Выбрать главу

А сам Василий Спиридонович принял задание партии как высокую награду. У него даже спина распрямилась от сознания собственной необходимости, от радости, которую он тщетно старался скрыть. Уже много дней, — может быть именно с того момента, как Маша Фофанова стала комендантом вместо Фотия, его мучило сознание своей стариковской бесполезности: все при делах, а Василий Кокушкин числился отставным комендантом бывшей морской пионерской станции. Чем же он виноват, что родился шестьдесят два года назад, а не тридцать?.. Горько! И вдруг — понадобился!

Он немедленно созвал первое совещание городковского актива, в том же пункте МПВО под четвертым корпусом.
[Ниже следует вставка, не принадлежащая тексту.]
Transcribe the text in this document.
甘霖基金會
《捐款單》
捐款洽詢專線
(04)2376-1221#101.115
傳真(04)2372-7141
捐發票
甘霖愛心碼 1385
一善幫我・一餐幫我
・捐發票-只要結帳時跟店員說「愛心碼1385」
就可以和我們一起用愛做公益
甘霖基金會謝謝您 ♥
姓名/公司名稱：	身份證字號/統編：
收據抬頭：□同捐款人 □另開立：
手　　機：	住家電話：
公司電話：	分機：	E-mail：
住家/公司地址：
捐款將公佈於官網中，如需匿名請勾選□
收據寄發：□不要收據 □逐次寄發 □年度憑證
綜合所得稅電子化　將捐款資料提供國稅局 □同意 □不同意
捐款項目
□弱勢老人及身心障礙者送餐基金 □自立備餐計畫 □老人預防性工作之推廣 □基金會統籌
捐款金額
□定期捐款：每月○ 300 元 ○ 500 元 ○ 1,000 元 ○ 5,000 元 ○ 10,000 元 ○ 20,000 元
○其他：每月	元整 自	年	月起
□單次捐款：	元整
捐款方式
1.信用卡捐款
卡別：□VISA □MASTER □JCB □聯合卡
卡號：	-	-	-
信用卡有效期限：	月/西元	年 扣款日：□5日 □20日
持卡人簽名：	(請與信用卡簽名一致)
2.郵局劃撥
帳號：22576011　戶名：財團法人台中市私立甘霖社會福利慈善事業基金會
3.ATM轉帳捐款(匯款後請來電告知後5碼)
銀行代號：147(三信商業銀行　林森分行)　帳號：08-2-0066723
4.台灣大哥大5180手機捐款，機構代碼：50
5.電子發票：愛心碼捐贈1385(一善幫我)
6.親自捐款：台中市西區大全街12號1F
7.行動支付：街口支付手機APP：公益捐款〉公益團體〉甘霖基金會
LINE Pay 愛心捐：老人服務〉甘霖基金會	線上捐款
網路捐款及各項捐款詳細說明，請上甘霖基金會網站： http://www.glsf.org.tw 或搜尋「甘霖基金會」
Сидя на одеяле Марии Фофановой, застланном на койке Фотия Соколова, он со всей тщательностью и точностью передавал гражданам жилмассива всё, что ему самому сказали в райкоме партии.

«Наступают нелегкие дни, друзья! Родной наш дом в черной беде, в большой опасности. Этот враг, друзья, он ни перед чем не остановится: где нахрапом нельзя пройти, змеей поползет; знаем! Мы уже не первой молодости люди: вспомним девятнадцатый год: как тогда тут большевики стояли? Никакой паники не было, ни единой лазеечки для врага... А нынче война, тем более, такая: на фронте — фронт и тут в тылу — фронт. Там у него — танки; здесь — шептуны, лазутчики... Там — рвы да окопы, а тут мы должны перегородить ему путь нашей большевистской бдительностью, которая покрепче любого бетона».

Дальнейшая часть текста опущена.